Training SCVI — Differential expression over epochs
With a trained SCVI model you can perform differential expression analysis to learn which genes are increased and decreased in gene expression as cells change their states.
Previously, we looked at how posterior predictive distributions change during model fitting, where we saw that they stabilized after relatively few epochs.
Here, we want to see how differential expression results change as an SCVI model fits to a dataset.
As an example, we can use a recent dataset from Li et al. 2024. The paper describes identification of a population of stem-like T cells that are enriched in inflamed areas of the colon in patients with ulcerative colitis. The authors isolated T cells from colons of healthy donors and ulcerative colitis patients. From patients with active ulcerative colitis, they collected T cells from non-inflamed tissues and inflamed tissues from 10 patients. This is a nice experimental design that allows comparison of gene expression levels between the inflamed and non-inflamed tissues.
The authors annotated 11 different T cell subsets, but applying a filter to retain only T cell populations with at least 50 cells in both inflamed and non-inflamed tissues leaves eight subsets.
We fit the SCVI model to the full dataset, 15,411 cells with measurements of 14,203 genes. For the differential expression analysis we limit the cells only to the eight T cells subsets with sufficient cell numbers and the paired inflamed/non-inflamed tissues.

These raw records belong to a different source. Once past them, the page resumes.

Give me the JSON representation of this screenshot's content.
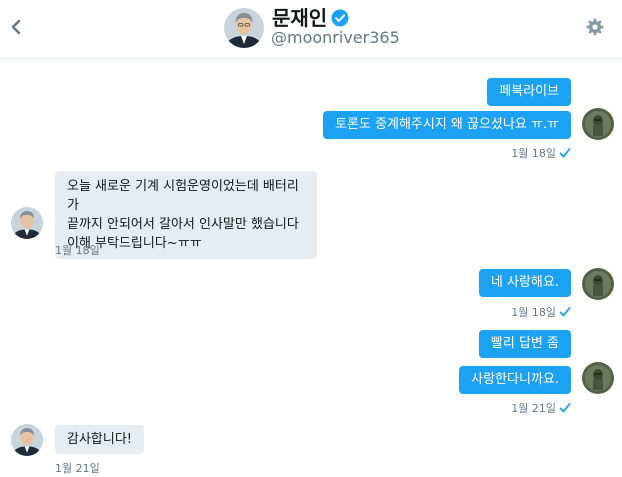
{
  "header": {
    "name": "문재인",
    "handle": "@moonriver365"
  },
  "messages": [
    {
      "text": "페북라이브"
    },
    {
      "text": "토론도 중계해주시지 왜 끊으셨나요 ㅠ.ㅠ"
    },
    {
      "text": "1월 18일"
    },
    {
      "line1": "오늘 새로운 기계 시험운영이었는데 배터리가",
      "line2": "끝까지 안되어서 갈아서 인사말만 했습니다",
      "line3": "이해 부탁드립니다~ㅠㅠ"
    },
    {
      "text": "1월 18일"
    },
    {
      "text": "네 사랑해요."
    },
    {
      "text": "1월 18일"
    },
    {
      "text": "빨리 답변 좀"
    },
    {
      "text": "사랑한다니까요."
    },
    {
      "text": "1월 21일"
    },
    {
      "text": "감사합니다!"
    },
    {
      "text": "1월 21일"
    }
  ],
  "colors": {
    "accent": "#1da1f2",
    "received_bubble": "#e6ecf0",
    "muted": "#657786"
  }
}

We fit the SCVI model for a total of 100 epochs.
We can see in the loss curves that training set loss is still decreasing, but the validation set loss appears to have converged after about 50 epochs.
After each epoch, we stop training and perform differential expression analysis per cell type between inflamed and non-inflamed tissue. The results are stored, then visualized as volcano plots for each epoch. To see how the results change, we convert them to an animation that can be viewed below:
Over the first 10 epochs, the results are changing dramatically. Following these epochs though, the results do not appear to change systematically. We do see that estimated fold changes and p-values vary between epochs. P-values change more than log2 fold changes between epochs; after convergence (epoch 50), log2 fold changes have a standard deviation of 0.023 on average between epochs, which is well below observable variation. In this case, no genes have p-values smaller than 0.05
The log2 fold change estimation in the SCVI model stabilized faster than I had expected.
Scripts for performing the analysis and creating the visualizations are available on Github.